PL reforça pedido ao TSE para suspender campanhas publicitárias do governo Lula
A ação por conduta vedada é contra o presidente Lula e a Secretaria de Comunicação Social do governo federal
O Partido Liberal (PL) reiterou ao ministro André Mendonça, do Tribunal Superior Eleitoral (TSE), o pedido de suspensão imediata de todas as campanhas de publicitárias do governo Lula.
O pedido endereçado ao ministro, escolhido relator do processo, reitera a representação feita no TSE em 24 de junho com documentos que comprovam que Governo Federal ultrapassou o teto legal de gastos com publicidade institucional no primeiro semestre do ano eleitoral.

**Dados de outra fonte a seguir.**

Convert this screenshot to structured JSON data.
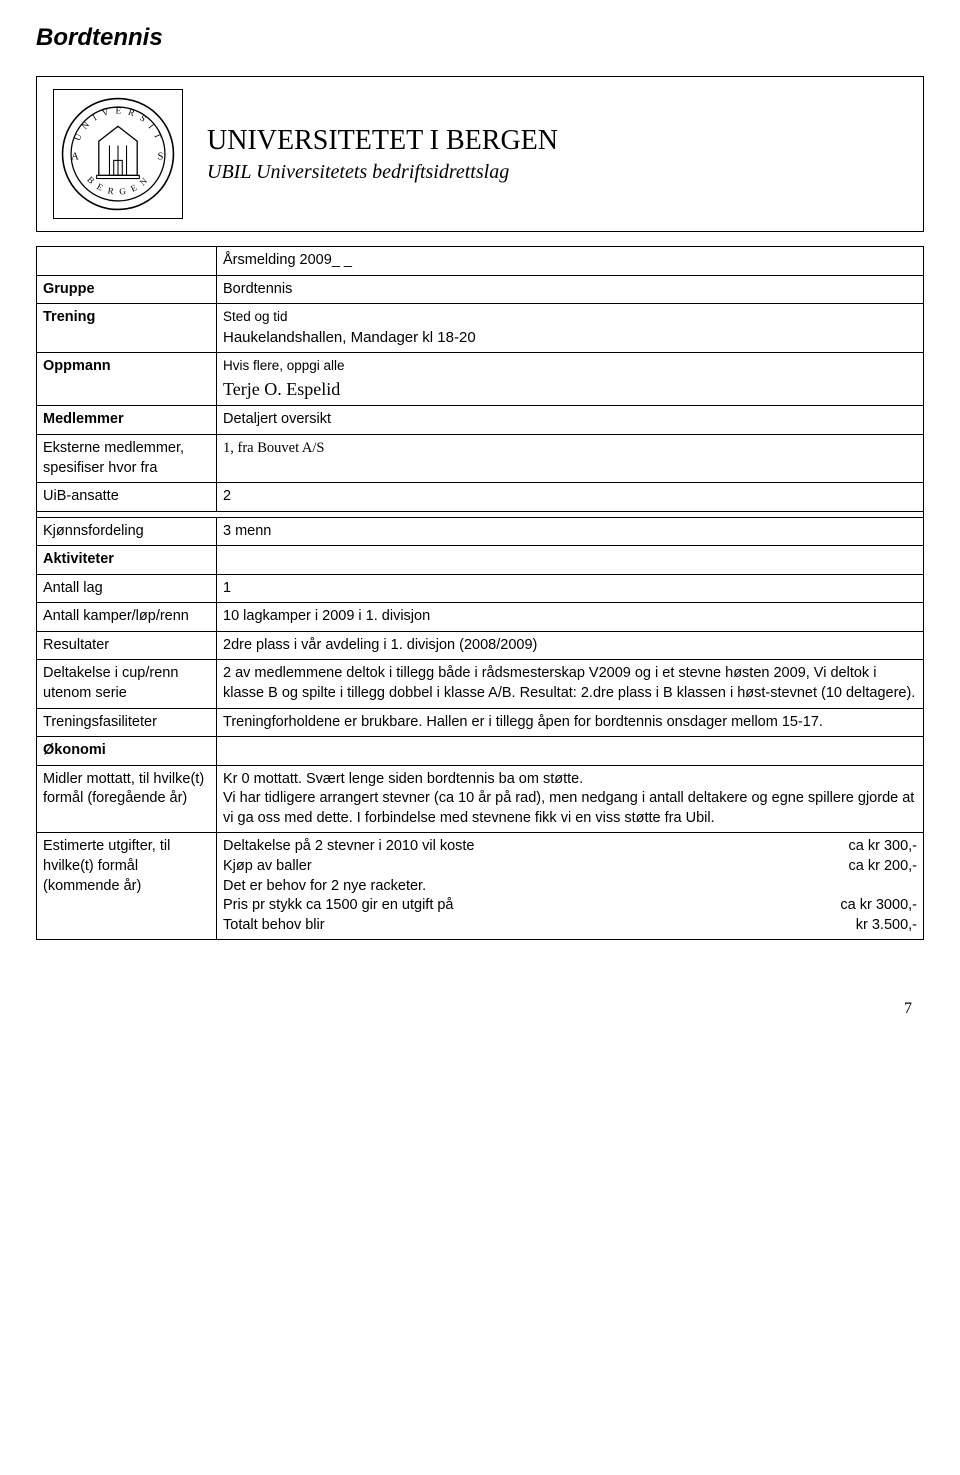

A ação por conduta vedada é contra o presidente Lula e a Secretaria de Comunicação Social (Secom). O partido requer que o TSE determine, em caráter liminar, a apresentação detalhada de todos os empenhos realizados em 2026 relacionados à publicidade institucional do Governo Federal, bem como a suspensão de novos empenhos e autorizações de despesas que possam agravar o alegado excesso.
Na representação, o PL sustenta que dados extraídos do Portal da Transparência, do Siga Brasil e de sistemas oficiais da própria Administração Federal indicariam a realização de despesas com publicidade institucional em montante superior ao permitido pelo art. 73 da Lei nº 9.504/97, dispositivo que busca impedir o uso da máquina administrativa em benefício eleitoral durante o ano do pleito.
Nos dados levantados pelo PL, no sistema oficial do Siga Brasil, que identifica gastos em “Outros Serviços de Terceiros – Pessoa Jurídica”, com “Serviços de Publicidade de Utilidade Pública”, “Serviços de Publicidade Institucional” e “Patrocínios”, os gastos alcançam o montante de 785 milhões de reais até 18 de junho, o que ultrapassa o teto permitido no período que seria de 618 milhões de reais, o que dá um estouro de 167, 6 milhões de reais (cerca de 30% acima).
Os dados específicos dos arquivos de publicidade institucional da Secom, já embutidos no sistema Siga Brasil, apontam que os gastos com publicidade institucional teriam alcançado 178 milhões de reais até 15 de junho de 2026, enquanto o limite legal para o período seria de 135,7 milhões de reais. A diferença apontada é de 42,3 milhões de reais, configurando estouro do teto permitido.
A representação afirma que a intensificação da propaganda oficial ocorre justamente em ano eleitoral e teria potencial para beneficiar politicamente Lula, pré-candidato à reeleição. O PL afirma que a publicidade institucional passou a divulgar programas, ações e realizações do governo em escala considerada incompatível com as restrições impostas pela legislação eleitoral.